His division oversaw the mortgage operation from start to finish. EMC would make or purchase mortgage loans, then pool thousands of them into mortgage backed securities, register them with the SEC and then sell them to investors.
The FHFA, along with the State of New York, mortgage insurers, and other federal agencies and investors, said in lawsuits that Bear falsely assured investors and insurers in customer disclosures and SEC filings that the loans were subjected to rigorous underwriting standards.
The lawsuits said Marano’s unit was so hungry for new loans to securitize that they let the standards slide and knowingly included bad loans in mortgage pools.
Marano personally signed the SEC filings on at least $8.7 billion worth of residential mortgage-backed securities sold to Fannie Mae and Freddie Mac, according to documents included in the FHFA lawsuit.
“Defendants falsely represented that the underlying mortgage loans complied with certain underwriting guidelines and standards, including representations that significantly overstated the ability of the borrowers to repay their mortgage loans,” the lawsuit states.
Marano, the company and all the other defendants “deny there was an abandonment of reasonable due diligence procedures,” according to court documents.
“Individual defendants deny that the securitizations … contained material misstatements of fact or omissions of fact,” the defendants’ response to the FHFA complaint filed in court reads.

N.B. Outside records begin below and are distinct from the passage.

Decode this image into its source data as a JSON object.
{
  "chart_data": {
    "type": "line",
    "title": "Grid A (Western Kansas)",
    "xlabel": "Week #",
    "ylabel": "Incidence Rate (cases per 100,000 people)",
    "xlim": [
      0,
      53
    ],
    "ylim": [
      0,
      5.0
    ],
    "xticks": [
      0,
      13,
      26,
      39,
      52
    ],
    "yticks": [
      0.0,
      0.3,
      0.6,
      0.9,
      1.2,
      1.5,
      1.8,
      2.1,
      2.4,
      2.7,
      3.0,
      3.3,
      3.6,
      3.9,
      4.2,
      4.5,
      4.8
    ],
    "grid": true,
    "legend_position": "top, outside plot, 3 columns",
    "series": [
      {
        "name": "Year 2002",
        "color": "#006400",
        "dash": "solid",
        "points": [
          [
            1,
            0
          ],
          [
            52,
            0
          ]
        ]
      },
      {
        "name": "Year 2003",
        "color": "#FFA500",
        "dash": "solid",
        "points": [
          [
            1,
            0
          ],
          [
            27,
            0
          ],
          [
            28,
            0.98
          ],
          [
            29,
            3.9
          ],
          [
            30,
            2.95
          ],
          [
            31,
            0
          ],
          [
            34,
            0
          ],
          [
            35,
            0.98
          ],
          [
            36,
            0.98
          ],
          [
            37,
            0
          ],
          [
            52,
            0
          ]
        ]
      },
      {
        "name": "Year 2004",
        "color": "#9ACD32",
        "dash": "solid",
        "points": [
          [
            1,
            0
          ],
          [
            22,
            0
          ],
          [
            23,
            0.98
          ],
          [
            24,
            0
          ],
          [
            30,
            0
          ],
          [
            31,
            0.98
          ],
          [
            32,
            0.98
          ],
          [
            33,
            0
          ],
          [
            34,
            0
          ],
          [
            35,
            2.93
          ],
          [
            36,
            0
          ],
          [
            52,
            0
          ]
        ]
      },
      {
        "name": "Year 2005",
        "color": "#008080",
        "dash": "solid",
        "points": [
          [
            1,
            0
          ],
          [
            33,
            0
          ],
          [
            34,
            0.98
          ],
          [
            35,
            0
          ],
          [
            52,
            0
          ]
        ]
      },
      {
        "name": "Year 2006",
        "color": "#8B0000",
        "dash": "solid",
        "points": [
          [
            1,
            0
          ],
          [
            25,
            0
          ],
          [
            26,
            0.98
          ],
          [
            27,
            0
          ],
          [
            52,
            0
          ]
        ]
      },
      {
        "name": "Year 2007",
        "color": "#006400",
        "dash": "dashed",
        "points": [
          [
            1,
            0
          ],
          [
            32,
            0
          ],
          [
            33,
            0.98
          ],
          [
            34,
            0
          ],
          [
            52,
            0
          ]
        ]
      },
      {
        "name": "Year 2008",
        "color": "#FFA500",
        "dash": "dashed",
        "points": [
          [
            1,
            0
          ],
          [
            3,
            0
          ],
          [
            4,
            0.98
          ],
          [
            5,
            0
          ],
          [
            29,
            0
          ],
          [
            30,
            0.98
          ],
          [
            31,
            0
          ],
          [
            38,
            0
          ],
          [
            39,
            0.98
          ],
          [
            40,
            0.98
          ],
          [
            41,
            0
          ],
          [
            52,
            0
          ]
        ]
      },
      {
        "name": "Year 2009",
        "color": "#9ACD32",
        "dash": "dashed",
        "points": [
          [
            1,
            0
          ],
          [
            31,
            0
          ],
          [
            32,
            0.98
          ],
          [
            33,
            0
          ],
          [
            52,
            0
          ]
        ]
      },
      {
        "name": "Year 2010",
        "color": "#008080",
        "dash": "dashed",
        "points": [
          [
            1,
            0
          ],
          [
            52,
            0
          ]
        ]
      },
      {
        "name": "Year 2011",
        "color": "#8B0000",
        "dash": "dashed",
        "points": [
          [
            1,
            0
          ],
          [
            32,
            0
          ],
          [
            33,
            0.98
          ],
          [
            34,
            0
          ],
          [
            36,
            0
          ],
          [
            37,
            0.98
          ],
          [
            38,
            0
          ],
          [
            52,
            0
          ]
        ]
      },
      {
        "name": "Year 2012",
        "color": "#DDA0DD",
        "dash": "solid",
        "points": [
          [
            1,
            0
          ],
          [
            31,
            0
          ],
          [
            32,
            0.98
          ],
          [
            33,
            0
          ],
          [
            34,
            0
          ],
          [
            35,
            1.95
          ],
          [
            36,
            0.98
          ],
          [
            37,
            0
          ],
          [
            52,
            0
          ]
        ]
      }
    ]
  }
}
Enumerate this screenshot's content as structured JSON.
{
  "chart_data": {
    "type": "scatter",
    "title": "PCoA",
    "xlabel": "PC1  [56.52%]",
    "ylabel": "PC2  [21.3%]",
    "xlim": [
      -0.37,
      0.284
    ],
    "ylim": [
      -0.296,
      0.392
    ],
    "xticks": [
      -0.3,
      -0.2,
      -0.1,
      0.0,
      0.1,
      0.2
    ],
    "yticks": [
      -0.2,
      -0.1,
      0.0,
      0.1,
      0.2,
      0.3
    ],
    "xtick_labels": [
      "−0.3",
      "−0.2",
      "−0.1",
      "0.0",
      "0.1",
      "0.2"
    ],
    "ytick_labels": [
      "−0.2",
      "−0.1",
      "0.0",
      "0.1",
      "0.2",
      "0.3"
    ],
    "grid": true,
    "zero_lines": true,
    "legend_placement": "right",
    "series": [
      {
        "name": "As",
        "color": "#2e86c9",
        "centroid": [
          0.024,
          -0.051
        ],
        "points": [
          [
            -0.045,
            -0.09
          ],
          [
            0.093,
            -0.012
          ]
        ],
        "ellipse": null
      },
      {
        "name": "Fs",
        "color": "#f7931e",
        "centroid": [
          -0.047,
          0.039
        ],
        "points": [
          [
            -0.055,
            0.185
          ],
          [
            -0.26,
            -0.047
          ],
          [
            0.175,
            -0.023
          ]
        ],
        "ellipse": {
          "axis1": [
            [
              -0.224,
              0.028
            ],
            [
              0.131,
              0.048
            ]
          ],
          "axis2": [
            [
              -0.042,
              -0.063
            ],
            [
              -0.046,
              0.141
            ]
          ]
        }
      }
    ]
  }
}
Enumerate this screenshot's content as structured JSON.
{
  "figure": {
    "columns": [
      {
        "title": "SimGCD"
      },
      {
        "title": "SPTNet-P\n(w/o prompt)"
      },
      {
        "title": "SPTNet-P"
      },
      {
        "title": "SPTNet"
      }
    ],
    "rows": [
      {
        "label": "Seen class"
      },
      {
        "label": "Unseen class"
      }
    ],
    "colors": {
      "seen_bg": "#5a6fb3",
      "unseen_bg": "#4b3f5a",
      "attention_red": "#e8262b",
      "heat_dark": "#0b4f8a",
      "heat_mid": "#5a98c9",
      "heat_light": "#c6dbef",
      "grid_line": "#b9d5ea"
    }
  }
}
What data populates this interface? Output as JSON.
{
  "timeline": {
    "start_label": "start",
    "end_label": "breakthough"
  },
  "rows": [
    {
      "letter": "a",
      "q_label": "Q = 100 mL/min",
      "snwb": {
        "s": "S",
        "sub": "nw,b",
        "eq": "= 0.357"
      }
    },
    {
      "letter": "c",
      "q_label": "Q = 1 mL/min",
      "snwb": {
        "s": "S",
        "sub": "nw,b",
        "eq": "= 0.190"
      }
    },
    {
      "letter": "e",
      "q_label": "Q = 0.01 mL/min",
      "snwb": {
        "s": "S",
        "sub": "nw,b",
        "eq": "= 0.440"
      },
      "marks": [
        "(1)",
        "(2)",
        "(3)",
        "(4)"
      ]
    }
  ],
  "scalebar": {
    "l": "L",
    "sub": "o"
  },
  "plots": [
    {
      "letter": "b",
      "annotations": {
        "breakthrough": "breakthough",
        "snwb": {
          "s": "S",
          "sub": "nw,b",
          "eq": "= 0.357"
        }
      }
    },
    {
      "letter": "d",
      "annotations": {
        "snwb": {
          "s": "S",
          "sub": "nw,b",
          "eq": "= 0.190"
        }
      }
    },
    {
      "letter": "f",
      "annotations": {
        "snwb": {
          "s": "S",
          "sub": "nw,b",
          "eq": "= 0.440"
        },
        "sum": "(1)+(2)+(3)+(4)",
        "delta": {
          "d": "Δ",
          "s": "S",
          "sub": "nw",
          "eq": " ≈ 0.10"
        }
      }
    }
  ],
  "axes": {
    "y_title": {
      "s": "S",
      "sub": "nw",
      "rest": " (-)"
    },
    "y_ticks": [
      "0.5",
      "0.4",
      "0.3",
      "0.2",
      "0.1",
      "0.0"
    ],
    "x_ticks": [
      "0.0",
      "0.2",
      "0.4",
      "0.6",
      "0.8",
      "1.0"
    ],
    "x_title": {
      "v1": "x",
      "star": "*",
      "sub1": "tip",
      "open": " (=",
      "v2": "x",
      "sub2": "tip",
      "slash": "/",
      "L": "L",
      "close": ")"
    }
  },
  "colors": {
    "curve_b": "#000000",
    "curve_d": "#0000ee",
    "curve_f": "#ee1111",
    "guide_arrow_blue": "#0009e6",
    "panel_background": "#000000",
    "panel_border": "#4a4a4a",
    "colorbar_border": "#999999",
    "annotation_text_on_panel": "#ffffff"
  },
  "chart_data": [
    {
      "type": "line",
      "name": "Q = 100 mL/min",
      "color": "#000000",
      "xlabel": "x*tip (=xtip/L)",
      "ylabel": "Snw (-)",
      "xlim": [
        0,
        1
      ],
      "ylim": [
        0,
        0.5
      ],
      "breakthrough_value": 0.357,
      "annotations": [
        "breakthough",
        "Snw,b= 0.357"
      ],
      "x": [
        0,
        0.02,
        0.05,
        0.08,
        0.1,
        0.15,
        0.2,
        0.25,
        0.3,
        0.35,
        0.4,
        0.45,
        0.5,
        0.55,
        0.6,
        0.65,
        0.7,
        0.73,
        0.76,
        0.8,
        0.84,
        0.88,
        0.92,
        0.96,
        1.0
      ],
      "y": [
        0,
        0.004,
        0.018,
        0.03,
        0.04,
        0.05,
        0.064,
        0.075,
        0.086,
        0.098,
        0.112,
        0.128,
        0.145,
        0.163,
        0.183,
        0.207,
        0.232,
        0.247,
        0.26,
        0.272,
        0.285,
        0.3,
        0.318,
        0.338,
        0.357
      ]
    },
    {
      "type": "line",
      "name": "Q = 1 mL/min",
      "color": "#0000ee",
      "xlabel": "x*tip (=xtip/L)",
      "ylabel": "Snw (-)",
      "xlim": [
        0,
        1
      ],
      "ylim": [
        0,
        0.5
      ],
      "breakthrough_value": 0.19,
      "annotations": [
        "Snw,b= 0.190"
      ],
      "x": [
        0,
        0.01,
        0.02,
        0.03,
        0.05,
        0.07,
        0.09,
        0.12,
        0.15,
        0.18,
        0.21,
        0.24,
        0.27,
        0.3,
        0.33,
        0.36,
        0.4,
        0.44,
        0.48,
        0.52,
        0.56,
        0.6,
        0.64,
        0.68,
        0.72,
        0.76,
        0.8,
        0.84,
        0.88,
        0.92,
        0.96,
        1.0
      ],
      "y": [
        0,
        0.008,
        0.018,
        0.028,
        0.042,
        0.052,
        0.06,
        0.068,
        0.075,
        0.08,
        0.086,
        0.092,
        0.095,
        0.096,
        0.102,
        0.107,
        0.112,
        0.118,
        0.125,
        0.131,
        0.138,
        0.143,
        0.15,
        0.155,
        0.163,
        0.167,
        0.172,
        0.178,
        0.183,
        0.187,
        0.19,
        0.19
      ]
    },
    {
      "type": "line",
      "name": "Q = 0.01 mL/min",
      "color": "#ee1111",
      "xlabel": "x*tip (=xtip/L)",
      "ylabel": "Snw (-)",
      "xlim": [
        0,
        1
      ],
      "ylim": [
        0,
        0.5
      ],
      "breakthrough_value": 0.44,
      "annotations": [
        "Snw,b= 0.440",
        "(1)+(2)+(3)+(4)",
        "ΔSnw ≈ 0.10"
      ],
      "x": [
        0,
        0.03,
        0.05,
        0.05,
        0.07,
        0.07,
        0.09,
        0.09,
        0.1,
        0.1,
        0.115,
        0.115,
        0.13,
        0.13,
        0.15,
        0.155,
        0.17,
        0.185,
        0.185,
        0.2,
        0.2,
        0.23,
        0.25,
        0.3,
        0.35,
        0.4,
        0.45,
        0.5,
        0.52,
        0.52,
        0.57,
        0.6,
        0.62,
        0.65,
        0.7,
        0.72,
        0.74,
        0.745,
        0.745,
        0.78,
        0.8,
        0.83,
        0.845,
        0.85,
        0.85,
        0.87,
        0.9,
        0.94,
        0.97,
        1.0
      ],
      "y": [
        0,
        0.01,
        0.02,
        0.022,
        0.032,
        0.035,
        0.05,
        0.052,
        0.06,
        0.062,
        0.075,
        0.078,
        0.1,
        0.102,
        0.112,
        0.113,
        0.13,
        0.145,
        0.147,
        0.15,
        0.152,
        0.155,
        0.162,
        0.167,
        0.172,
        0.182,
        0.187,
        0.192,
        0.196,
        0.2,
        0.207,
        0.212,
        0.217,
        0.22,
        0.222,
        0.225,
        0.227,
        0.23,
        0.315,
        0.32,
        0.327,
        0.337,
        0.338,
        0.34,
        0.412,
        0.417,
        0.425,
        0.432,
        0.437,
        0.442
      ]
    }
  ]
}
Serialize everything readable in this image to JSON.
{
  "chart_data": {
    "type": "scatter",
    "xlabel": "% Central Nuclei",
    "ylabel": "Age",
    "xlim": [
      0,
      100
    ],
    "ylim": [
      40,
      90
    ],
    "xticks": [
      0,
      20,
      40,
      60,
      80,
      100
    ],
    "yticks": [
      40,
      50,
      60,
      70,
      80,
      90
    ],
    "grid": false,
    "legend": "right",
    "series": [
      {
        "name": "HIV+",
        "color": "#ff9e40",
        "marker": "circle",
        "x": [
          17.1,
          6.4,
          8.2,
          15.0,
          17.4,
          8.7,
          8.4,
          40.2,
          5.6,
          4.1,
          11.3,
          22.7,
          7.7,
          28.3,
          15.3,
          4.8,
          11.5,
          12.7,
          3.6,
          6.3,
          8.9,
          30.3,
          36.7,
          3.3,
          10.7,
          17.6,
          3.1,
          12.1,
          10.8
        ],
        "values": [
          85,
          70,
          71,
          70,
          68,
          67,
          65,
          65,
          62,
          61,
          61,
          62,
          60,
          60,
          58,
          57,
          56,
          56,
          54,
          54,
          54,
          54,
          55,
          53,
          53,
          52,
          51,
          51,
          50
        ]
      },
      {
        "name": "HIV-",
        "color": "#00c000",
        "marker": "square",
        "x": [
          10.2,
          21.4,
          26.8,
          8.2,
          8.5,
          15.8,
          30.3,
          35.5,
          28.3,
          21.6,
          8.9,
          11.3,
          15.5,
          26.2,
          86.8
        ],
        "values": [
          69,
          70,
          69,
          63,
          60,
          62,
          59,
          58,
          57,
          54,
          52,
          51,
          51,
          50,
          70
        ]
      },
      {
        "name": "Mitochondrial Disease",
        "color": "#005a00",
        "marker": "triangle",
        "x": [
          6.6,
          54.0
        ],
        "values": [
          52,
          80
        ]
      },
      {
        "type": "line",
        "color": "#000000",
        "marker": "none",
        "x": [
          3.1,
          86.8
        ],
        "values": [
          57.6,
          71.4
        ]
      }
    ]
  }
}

Marano also directed executives to withhold “every fee” from credit rating agencies that had lowered the ratings on the firm’s mortgages bonds, according to the AMBAC complaint.
In the majority of the securities signed by Marano, more than half the loans were delinquent, in default or foreclosed by July 2011, according to figures the FHFA included in its lawsuit.
Marano, who has a 4,700-square-foot home in New Jersey and a vacation home in Park City, Utah, declined to comment for this story. He sold the New Jersey house to Old Pike Associates LLC, a limited liability corporation, for $99 in 2002 and the LLC also owns the Utah house. Old Pike’s address is Marano’s home address and the company lists Marano as CEO.
Marano is managing member of another LLC, Old Pike Associates II, LLC, which was formed in March 2012. The company bought a $4.2 million dollar home in Tenafly, N.J., in December 2012, according to public records.
When Bear went under, “everybody and their brother descended on the place,” looking to hire the best talent, said Chad Dean, managing partner of Integrated Management Resources and a banking recruiter for 11 years.
“Nobody should be surprised that Bear Stearns people are still all over the Street in high-level positions at other firms,” Dean said. “It’s very competitive. There’s resumés flying all over the place.”
Sen. Carl Levin, D-Mich., who as chairman of the Permanent Subcommittee on Investigations led some of the most thorough inquiries into the causes of the financial crisis, echoed that.
“Just because Bear Stearns went out of business doesn’t mean everybody who worked for Bear Stearns was incompetent,” he said. He declined to discuss Marano and his colleagues specifically.
Warren Spector, who was co-president of Bear Stearns until he was fired in August 2007, said Marano was seen in the industry as a “rock star.”
“He knew the business inside and out, and he could do every job, up and down the line,” Spector said. “He was one of the best managers Bear Stearns ever had.” Spector said he has no knowledge of the specific accusations against Marano in any lawsuits.